Anyway, so they are going steady for a bit, and she tells him all the reasons why he shouldn’t be with her, and he assures her he’s going nowhere. Same lie that’s been told a million times by billions of people, mind you. But he’s convinced her illness is a quirk or a phase or adorable or some other atrocity, and she’s convinced he’s going to leave her forever the moment he lets go of her hand (a slight exaggeration, but the point still follows). She does the crazy girlfriend bit. You know the kind I’m talking about. Calling at all hours, showing up unexpectedly under the guise of surprise but everyone knows it’s because she just wants to keep tabs on him, getting lost in a whirlwind of negative thoughts about him and herself. It’s crazy. She knows she’s acting crazy. But the whole thing is compulsion; she just can’t stop herself.

I can relate to the same degree of obsessive compulsive behavior. Like I said, different situation, but same general idea. High school was a lonely, confusing time for me, and so I latched onto my best friend like she was a lifeline. At the time, I think she was more mine than I hers, and I don’t think it had much to do with her not liking me and more to do with I was smothering her.

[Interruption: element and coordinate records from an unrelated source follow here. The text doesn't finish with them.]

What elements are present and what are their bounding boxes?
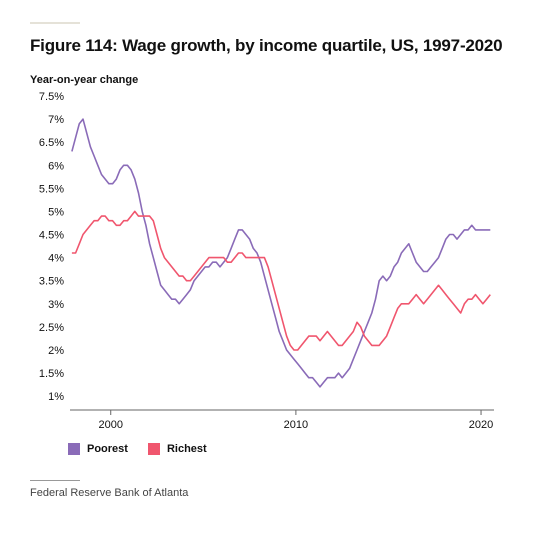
y-tick-label: 1%: [48, 391, 64, 403]
y-axis-label: Year-on-year change: [30, 74, 139, 86]
legend: Poorest Richest: [68, 443, 207, 455]
y-tick-label: 1.5%: [39, 368, 64, 380]
series-line-poorest: [71, 118, 491, 388]
y-tick-labels: 1% 1.5% 2% 2.5% 3% 3.5% 4% 4.5% 5% 5.5% 6% 6.5% 7% 7.…: [39, 91, 64, 403]
y-tick-label: 5.5%: [39, 183, 64, 195]
x-tick-label: 2010: [284, 419, 308, 431]
legend-swatch-poorest: [68, 443, 80, 455]
y-tick-label: 2.5%: [39, 322, 64, 334]
chart-title: Figure 114: Wage growth, by income quart…: [30, 36, 503, 55]
y-tick-label: 3.5%: [39, 276, 64, 288]
x-tick-label: 2000: [98, 419, 122, 431]
y-tick-label: 6%: [48, 160, 64, 172]
x-tick-label: 2020: [469, 419, 493, 431]
legend-swatch-richest: [147, 443, 160, 455]
y-tick-label: 4%: [48, 253, 64, 265]
series-line-richest: [71, 210, 491, 351]
y-tick-label: 7%: [48, 114, 64, 126]
source-note: Federal Reserve Bank of Atlanta: [30, 487, 189, 499]
y-tick-label: 2%: [48, 345, 64, 357]
y-tick-label: 5%: [48, 206, 64, 218]
y-tick-label: 6.5%: [39, 137, 64, 149]
legend-item-poorest: Poorest: [68, 443, 128, 455]
y-tick-label: 3%: [48, 299, 64, 311]
legend-label-poorest: Poorest: [87, 443, 128, 455]
y-tick-label: 7.5%: [39, 91, 64, 103]
top-rule: [30, 22, 80, 24]
x-tick-labels: 2000 2010 2020: [98, 410, 493, 431]
y-tick-label: 4.5%: [39, 230, 64, 242]
series-layer: [71, 118, 491, 388]
legend-label-richest: Richest: [166, 443, 207, 455]
source-rule: [30, 480, 80, 481]
legend-item-richest: Richest: [147, 443, 207, 455]
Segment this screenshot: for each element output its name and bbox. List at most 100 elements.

I won’t go into specifics on that, but I will say that one particularly bad day when I was left alone with my thoughts and my mind went dark, I called her house at least twelve times. This was before everyone had cell phones, so it was the landline, and her parents were home. A few times, her mother picked up, and assured me she would have her call me just as soon as she woke up. But another hour would go by, and I’d ring the line again, and again, and again. It was stupid. It was crazy. I knew it was crazy. But I kept doing it anyway.
Mental health is kind of funny that way.
Prozac Nation was an all around good book, but one that required lots of breaks in between the pages. That has nothing to do with the readability of it I don’t think. It all flowed well, and it held my interest from the first page to the last. I can only handle so much truth in one sitting. Overall, I loved it. It’s the best book about depression I’ve read to date. It gets a solid 10/10 for me.
So, question time: Have you ever read a book you had to put down because it was too close to home?